Maintaining the same standard of living post-retirement is of crucial importance to over 60% of those surveyed by the 10X Investments Retirement Reality Report – a sentiment van der Spek strongly agrees with.
“Your Golden Years shouldn’t be about making sacrifices – it’s a time to slow down and enjoy the fruits of your life-long labours without being burdened by day-to-day financial concerns. Strategic financial planning and choosing the right location for your retirement is key to achieving this.”
Busting ‘luxury’ retirement myths
Van der Spek shares that contrary to popular belief, ‘luxury’ retirement developments like Wytham Estate can prove to be more cost-effective in the long run than buying into a sectional title scheme or residing in a frail care facility.
“The majority of retirement developments or lifestyle villages have adopted the life rights ownership structure. Right off the bat, this can be more cost-effective for retirees because life rights eliminate upfront property transfer costs like transfer duties, VAT, legal fees and bond registration fees,” continues van der Spek.
“Life rights holders are far less likely to face hidden costs and special levies, as the developers are required to produce a transparent statement declaring how levies will be calculated, as well as a two-year projection of what levies will be.
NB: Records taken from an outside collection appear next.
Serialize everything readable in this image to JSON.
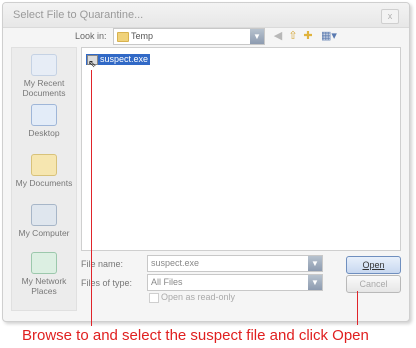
{
  "window": {
    "title": "Select File to Quarantine...",
    "close_glyph": "x"
  },
  "lookin": {
    "label": "Look in:",
    "value": "Temp"
  },
  "toolbar_icons": [
    "back-icon",
    "up-folder-icon",
    "new-folder-icon",
    "views-menu-icon"
  ],
  "places": [
    {
      "key": "recent",
      "label": "My Recent Documents",
      "icon": "recent-documents-icon"
    },
    {
      "key": "desktop",
      "label": "Desktop",
      "icon": "desktop-icon"
    },
    {
      "key": "mydocs",
      "label": "My Documents",
      "icon": "my-documents-icon"
    },
    {
      "key": "computer",
      "label": "My Computer",
      "icon": "my-computer-icon"
    },
    {
      "key": "network",
      "label": "My Network Places",
      "icon": "network-places-icon"
    }
  ],
  "files": [
    {
      "name": "suspect.exe",
      "selected": true
    }
  ],
  "filename": {
    "label": "File name:",
    "value": "suspect.exe"
  },
  "filetype": {
    "label": "Files of type:",
    "value": "All Files"
  },
  "readonly": {
    "label": "Open as read-only",
    "checked": false
  },
  "buttons": {
    "open": "Open",
    "cancel": "Cancel"
  },
  "caption": "Browse to and select the suspect file and click Open",
  "colors": {
    "selection": "#3169c6",
    "annotation": "#e0242a"
  }
}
This is highly beneficial to residents who can budget ahead accordingly.”
He shares the further financial advantages of opting to live in an upmarket retirement development as follows:
- Reduced cost of living: Day-to-day costs are greatly reduced with services and staff that lower the expenses of individual homeownership. “This includes staff for communal garden upkeep, unit repairs, cleaning services by the hour, 24/7 security, and no obligation to pay for home insurance and maintenance, which are the developer’s responsibility ”
- Extensive on-site amenities: Luxury retirement developments offer amenities like swimming pools, exercise facilities, tennis and croquet courts and social activities at no extra cost, reducing transport expenses in the process.
- Healthcare on an as-needed basis: Many developments have an ‘age in place’ policy, integrating healthcare as needed. “This is more cost-effective than round-the-clock care in frail care facilities and prioritises primary care, helping to catch costly and potentially life-threatening issues ”
“Longer lifespans mean more time to enjoy what makes life worth living. Start planning for retirement as soon as possible and make financial sacrifices early in your career to ensure you spend your retirement in the style you deserve. Don’t compromise on comfort—you deserve to live your Golden Years in a place that makes you happy,” van der Spek concludes.